Strong leaders don’t ignore problems, but they don’t build culture by constantly highlighting faults either. There’s a difference between addressing what needs to change and making criticism the default lens through which you see people.
The word admirable means worthy of respect. Worth speaking well of. And it turns out, the discipline of looking for what is admirable in others, before you open your mouth, is one of the most powerful moves a leader can make.
People grow where they feel seen. They stay where they feel valued.
ACTION STEPS
Put it into practice this week
1. THE PRE-MEETING SCAN: Before your next one-on-one or team meeting, take 60 seconds to identify one genuinely admirable quality in the person or people you’re about to engage. Write it down. It shifts your posture before you even walk in the room.

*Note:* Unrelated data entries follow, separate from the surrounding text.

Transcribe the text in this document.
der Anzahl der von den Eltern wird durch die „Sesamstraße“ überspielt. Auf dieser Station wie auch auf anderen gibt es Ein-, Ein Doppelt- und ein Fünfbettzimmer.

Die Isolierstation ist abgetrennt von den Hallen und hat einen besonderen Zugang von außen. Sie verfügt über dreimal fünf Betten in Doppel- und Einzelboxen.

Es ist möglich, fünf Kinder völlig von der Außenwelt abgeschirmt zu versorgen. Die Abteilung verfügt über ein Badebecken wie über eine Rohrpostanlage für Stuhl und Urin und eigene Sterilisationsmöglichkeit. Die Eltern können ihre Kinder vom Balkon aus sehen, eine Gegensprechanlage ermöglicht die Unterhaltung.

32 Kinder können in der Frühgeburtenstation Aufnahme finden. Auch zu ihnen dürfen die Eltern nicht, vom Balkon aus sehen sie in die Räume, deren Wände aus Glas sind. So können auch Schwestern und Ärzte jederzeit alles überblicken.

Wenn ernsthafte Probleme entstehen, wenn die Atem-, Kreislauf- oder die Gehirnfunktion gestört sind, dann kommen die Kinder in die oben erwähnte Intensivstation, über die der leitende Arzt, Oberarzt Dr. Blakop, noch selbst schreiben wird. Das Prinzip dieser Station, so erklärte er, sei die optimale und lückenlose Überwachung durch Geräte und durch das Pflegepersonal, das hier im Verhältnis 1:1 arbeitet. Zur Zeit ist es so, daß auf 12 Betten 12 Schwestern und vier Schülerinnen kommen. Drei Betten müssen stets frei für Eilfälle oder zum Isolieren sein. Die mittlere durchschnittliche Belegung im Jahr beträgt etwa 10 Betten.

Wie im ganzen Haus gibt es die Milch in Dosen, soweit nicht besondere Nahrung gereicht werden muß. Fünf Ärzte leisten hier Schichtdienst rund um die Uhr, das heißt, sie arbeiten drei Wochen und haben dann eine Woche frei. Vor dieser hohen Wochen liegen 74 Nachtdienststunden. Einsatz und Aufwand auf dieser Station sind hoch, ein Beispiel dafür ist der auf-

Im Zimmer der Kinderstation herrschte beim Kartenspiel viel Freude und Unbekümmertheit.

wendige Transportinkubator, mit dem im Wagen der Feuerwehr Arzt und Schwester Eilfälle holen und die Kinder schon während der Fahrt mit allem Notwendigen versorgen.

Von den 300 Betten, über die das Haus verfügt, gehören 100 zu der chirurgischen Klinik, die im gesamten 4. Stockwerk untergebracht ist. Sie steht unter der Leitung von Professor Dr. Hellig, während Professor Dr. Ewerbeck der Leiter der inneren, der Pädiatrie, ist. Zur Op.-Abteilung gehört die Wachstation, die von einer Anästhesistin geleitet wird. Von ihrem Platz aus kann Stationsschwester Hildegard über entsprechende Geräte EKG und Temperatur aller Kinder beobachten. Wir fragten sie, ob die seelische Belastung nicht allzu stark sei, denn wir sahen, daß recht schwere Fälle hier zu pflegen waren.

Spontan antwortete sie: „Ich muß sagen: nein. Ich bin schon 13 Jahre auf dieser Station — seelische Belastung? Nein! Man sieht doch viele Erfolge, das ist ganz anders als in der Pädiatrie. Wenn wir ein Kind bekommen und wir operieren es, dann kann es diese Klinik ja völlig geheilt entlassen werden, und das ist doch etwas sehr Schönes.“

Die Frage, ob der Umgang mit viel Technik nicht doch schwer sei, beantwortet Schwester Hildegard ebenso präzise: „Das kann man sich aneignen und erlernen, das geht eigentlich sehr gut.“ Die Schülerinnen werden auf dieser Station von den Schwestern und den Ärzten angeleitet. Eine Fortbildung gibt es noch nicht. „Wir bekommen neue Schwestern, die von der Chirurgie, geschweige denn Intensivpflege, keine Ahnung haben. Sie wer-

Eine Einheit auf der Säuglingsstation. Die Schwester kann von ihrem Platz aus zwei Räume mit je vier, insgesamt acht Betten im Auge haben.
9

2. BE SPECIFIC: Vague praise (“good job”) disappears. Specific recognition sticks. Try: “The way you handled that client call showed real patience and professionalism.” Make it about their character or approach, not just the outcome.
3. AUDIT YOUR LANGUAGE PATTERNS: For one day, notice the ratio of critique to affirmation in your conversations. You don’t have to stop addressing problems, just get honest about the balance. Awareness is the first step toward recalibration.
4. CHECK WHAT YOU’RE COMMUNICATING WITHOUT WORDS: Body language, tone, and facial expressions often speak before your words do. Before a difficult conversation, take a breath and check your posture, both physical and emotional. Are you entering with openness or judgment?
5. REDIRECT, DON’T SUPPRESS: When a team conversation drifts toward gossip or blame, practice steering it: “What’s one thing this person or team is actually doing well right now?” You don’t have to lecture, just redirect the current.
6. END THE WEEK WITH A RECOGNITION NOTE: On Friday, send one brief, sincere message to a colleague or team member recognizing something admirable you observed that week. It costs two minutes, but it lands differently than you think.
REFLECTION QUESTIONS
- When I walk into a room full of people I lead, what is my default lens, what’s wrong, or what’s worthy? Be honest. No judgment. Just notice.
- Who on my team hasn’t heard something genuinely admirable about themselves from me in a while? That name that just came to mind, that’s your starting point.
Am I only aware of how I use my words, or also how I use my silence, my tone, and my body language? Leadership communication is the whole picture, not just what you say.